- Parent company: Disney Music Group (2021–present) BMG (pre-2015 catalog)
- Founded: 2000
- Founder: Steve Greenberg
- Distributors: Universal Music Group (physical) BMG Rights Management (digital) (pre-2015 catalog)
- Country of origin: United States
- Location: New York City

= S-Curve Records =

Record label

S-Curve Records is an American record label founded in 2000 by former Mercury Records executive Steve Greenberg. It is based in New York City. In 2001 the label established a distribution and licensing agreement with EMI Records. Among the hits released by S-Curve between 2000 and 2004 were "Who Let the Dogs Out?" by Baha Men, "Stacy's Mom" by Fountains of Wayne and Joss Stone's first two albums, the Soul Sessions and Mind Body & Soul. All of these artists received multiple Grammy nominations, with Baha Men winning the "Best Dance Recording" Grammy in 2001.

In 2007, Greenberg relaunched the label after a two-year hiatus, during which he served as President of Columbia Records. In 2010, the label's distribution deal with EMI came to an end and S-Curve entered into a new U.S. distribution deal, with Universal Music Group. From 2012 to 2015, Warner Music Group distributed the label outside of North America.

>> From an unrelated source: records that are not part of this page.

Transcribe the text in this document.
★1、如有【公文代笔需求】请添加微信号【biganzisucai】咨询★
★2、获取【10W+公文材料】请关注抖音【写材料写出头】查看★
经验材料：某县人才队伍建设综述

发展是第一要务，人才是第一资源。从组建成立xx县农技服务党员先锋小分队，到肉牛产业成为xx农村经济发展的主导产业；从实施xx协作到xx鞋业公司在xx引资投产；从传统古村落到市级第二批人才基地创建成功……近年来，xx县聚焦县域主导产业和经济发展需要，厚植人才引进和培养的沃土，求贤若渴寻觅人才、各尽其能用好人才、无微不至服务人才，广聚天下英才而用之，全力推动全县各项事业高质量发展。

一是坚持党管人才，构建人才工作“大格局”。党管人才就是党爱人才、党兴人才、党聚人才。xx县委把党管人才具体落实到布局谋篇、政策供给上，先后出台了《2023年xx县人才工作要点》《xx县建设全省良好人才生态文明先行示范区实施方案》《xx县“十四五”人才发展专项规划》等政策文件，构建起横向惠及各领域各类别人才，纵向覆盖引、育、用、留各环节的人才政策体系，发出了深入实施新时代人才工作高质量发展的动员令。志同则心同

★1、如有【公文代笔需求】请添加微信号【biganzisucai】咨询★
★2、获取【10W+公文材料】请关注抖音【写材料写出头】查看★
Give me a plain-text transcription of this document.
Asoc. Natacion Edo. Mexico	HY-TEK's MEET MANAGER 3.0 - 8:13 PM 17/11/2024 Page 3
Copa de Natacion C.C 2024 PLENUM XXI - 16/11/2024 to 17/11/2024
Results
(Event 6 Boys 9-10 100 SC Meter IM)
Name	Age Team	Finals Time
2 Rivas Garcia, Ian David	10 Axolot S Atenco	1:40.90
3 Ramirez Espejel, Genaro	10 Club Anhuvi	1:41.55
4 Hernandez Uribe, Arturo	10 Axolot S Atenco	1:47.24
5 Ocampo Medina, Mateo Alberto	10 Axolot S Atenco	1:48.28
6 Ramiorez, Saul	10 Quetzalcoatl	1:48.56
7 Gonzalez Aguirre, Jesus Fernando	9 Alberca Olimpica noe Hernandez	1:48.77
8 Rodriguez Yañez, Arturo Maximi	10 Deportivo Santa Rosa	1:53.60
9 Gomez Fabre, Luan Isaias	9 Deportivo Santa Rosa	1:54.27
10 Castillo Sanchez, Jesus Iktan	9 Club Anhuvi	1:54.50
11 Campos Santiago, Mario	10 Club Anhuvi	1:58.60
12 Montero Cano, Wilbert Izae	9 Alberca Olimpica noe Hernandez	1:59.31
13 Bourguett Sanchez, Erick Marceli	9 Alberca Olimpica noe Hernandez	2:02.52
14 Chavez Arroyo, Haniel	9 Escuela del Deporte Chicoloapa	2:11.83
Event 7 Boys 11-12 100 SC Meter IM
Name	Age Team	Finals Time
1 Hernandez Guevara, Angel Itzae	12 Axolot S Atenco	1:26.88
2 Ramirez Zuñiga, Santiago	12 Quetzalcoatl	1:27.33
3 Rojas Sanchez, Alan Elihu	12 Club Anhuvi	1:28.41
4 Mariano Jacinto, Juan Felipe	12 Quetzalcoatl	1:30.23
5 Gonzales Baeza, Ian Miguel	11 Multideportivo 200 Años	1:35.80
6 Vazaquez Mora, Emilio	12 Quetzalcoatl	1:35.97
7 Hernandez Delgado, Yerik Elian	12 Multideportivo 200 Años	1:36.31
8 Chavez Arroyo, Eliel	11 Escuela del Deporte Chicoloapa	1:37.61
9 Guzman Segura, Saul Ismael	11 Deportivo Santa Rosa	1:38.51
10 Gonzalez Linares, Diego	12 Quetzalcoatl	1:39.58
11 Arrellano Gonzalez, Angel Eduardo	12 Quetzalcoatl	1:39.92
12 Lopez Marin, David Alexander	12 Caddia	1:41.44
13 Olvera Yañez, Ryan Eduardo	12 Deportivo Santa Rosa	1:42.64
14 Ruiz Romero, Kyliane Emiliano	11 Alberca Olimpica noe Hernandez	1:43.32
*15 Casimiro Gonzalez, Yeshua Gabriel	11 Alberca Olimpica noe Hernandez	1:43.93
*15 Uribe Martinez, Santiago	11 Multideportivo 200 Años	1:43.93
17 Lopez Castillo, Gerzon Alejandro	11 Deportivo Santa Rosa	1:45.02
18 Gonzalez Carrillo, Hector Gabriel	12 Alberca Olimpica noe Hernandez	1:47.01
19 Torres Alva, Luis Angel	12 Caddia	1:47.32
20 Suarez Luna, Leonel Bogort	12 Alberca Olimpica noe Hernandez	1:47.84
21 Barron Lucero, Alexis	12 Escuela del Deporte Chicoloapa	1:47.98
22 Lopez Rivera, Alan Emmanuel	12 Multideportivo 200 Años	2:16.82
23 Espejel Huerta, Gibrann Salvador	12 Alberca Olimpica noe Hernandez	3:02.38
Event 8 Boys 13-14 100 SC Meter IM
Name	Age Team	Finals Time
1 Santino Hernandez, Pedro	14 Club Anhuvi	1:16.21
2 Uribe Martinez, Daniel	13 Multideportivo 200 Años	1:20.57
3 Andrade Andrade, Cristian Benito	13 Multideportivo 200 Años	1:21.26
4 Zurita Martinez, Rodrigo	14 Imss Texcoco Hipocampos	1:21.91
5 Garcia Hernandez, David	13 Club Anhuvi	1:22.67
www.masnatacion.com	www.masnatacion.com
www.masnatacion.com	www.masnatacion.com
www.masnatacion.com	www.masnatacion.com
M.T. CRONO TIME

The S-Curve roster and catalog include titles by Tinted Windows.

The record label and publishing company were acquired by BMG Rights Management in November 2015, with Greenberg continuing at the helm. S-Curve continues to independently own stakes in its portfolio of tech companies.

In 2021, the label relaunched in a partnership with Disney Music Group. S-Curve's back catalog remains with BMG.